La escala de las inversiones en IA es sin precedentes
En 2025, el sector tecnológico mundial recaudó más de 428 mil millones de dólares a través de bonos. La mayor parte de esta suma fue emitida por empresas estadounidenses, y una gran parte se destinó directa o indirectamente a inversiones relacionadas con la IA.
Según Crunchbase, en 2025 más de 202 mil millones de dólares en capital fluyeron hacia empresas de IA, un aumento del 75 por ciento respecto al año anterior. Los hyperscalers gastaron en un solo trimestre más de 100 mil millones de dólares en gasto de capital.
Y esto parece ser solo el comienzo. Recientemente, Goldman Sachs aumentó sus previsiones para el gasto de capital en IA en 2026 de 465 a 527 mil millones de dólares. Esto significa que la IA ahora representa aproximadamente el 0,8 por ciento del PIB de Estados Unidos. Históricamente, esto es alto, pero aún más bajo que en ciclos tecnológicos anteriores.
Por qué los choques previos de IA no persisten
A principios de 2025, parecía surgir una grieta cuando Nvidia perdió más de 600 mil millones de dólares en valor de mercado en un solo día, en parte debido a la aparición del modelo DeepSeek chino. Este modelo demostró que era posible obtener un rendimiento comparable a un costo menor.
Sin embargo, el mercado se recuperó rápidamente. La razón: la eficiencia reduce los costos por unidad de cálculo, pero al mismo tiempo aumenta el número de aplicaciones. Esto se conoce como el efecto Jevons. Una computación más económica no reduce la demanda, sino que lleva a un mayor uso: de texto a imagen, audio y, finalmente, video.

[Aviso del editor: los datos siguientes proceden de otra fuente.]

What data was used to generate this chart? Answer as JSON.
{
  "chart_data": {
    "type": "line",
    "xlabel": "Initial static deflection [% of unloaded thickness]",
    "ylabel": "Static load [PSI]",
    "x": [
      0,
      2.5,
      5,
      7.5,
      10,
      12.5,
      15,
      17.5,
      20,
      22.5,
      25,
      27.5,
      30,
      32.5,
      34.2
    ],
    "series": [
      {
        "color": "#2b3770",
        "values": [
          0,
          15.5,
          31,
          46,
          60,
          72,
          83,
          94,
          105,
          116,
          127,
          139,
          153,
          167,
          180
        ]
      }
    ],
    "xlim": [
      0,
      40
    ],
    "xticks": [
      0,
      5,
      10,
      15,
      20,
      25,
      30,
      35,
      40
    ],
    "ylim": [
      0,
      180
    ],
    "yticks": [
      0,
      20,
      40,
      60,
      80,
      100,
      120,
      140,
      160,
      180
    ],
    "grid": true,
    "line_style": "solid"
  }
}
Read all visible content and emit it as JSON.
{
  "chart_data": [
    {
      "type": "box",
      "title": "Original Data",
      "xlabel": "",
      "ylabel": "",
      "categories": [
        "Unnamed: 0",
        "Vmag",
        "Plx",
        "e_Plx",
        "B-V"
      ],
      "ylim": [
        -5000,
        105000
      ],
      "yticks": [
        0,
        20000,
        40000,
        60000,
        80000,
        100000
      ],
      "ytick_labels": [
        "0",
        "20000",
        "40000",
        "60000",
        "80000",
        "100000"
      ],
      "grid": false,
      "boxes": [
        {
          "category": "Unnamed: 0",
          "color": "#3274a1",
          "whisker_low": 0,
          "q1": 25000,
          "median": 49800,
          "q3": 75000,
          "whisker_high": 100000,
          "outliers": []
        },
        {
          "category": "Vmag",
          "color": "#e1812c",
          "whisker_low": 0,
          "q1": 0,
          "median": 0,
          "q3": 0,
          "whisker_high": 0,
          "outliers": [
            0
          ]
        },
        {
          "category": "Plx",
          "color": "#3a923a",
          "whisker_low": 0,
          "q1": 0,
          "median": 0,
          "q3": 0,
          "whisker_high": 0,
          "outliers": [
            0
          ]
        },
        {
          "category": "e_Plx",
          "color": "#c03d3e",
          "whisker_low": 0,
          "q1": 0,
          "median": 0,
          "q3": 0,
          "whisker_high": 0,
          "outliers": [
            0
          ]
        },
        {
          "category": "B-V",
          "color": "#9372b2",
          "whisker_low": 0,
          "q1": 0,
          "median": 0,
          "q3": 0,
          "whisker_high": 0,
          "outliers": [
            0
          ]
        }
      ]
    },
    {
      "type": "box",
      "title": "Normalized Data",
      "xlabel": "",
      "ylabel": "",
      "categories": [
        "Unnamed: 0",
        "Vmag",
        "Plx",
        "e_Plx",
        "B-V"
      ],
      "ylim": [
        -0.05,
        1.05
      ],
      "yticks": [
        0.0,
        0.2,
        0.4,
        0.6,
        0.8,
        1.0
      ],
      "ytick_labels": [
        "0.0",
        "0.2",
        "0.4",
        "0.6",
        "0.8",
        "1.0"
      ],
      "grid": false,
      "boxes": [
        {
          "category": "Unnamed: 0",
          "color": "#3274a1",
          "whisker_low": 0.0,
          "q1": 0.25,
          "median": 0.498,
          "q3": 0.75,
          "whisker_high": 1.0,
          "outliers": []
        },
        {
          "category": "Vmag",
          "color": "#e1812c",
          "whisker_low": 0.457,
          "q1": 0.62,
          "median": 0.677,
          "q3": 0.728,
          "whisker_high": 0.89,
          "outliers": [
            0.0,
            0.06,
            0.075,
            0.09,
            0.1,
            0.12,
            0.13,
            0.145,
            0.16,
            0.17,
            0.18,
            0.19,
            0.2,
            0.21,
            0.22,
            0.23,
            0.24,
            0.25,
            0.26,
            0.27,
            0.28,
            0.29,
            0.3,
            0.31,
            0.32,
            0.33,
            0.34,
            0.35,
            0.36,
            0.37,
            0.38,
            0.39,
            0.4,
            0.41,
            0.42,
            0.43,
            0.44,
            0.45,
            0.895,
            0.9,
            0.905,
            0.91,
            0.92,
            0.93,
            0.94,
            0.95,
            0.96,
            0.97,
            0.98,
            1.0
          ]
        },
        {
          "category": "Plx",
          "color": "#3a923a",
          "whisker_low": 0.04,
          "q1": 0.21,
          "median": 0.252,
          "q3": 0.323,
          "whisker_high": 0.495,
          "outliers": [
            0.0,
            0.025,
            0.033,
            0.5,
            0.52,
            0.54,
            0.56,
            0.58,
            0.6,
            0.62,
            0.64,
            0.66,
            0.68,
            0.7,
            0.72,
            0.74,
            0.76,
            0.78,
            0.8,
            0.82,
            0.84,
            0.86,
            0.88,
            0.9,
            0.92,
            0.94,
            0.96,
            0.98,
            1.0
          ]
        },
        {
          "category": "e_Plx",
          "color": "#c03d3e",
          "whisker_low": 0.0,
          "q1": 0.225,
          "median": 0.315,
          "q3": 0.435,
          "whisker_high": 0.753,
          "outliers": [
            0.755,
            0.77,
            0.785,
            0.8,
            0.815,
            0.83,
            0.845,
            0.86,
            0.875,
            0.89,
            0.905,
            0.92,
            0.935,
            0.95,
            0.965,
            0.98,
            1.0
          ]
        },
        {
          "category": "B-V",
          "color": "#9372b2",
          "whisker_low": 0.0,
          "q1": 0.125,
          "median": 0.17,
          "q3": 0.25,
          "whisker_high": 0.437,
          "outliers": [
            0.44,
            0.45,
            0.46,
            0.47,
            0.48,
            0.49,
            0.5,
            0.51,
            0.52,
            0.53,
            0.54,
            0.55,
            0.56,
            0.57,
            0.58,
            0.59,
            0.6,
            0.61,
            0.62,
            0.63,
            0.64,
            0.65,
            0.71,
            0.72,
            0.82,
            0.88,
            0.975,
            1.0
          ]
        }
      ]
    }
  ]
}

Mientras la IA siga aumentando la productividad y liberando nuevas aplicaciones, este efecto permanecerá intacto. Solo cuando el progreso se estanque y el valor económico decepcione, el exceso de capacidad se convertirá en un problema.
El verdadero riesgo: financiamiento circular
Donde los críticos sí tienen razón es en la estructura de financiación. El sector de la IA está altamente interconectado. Las empresas invierten entre ellas, compran los productos de las demás y financian el crecimiento de unas y otras.
Ejemplo: Oracle, Microsoft y Nvidia están en un círculo cerrado de capital a través de inversiones, contratos en la nube y chips. Esto aumenta la dependencia y hace que el sistema sea sensible a las sacudidas.
Al mismo tiempo, esta escala simplemente no puede ser financiada solo con flujos de caja propios. La fiebre constructora de la IA depende de deuda, reinversiones y confianza en futuros ingresos.
No una burbuja clásica, sino un proyecto de poder
La palabra «burbuja» a menudo se usa en el contexto de la IA como advertencia, pero cada vez menos como análisis. La IA no es una mera moda especulativa, sino una capa estratégica de infraestructura para empresas y gobiernos.
Mientras la IA genere ganancias concretas de productividad y juegue un papel en la formación de poder económico y político, el capital seguirá fluyendo. Esto hace que una implosión abrupta en 2026 sea improbable.
Así que la verdadera pregunta no es si el auge de la IA continuará, sino quién finalmente se beneficiará, y quién se quedará con la factura si el crecimiento no cumple las expectativas. Por ahora, casi todas las señales apuntan en la misma dirección: 2026 será otro año en el que la IA, y todo lo relacionado, estará en el centro de la asignación de capital de los inversores.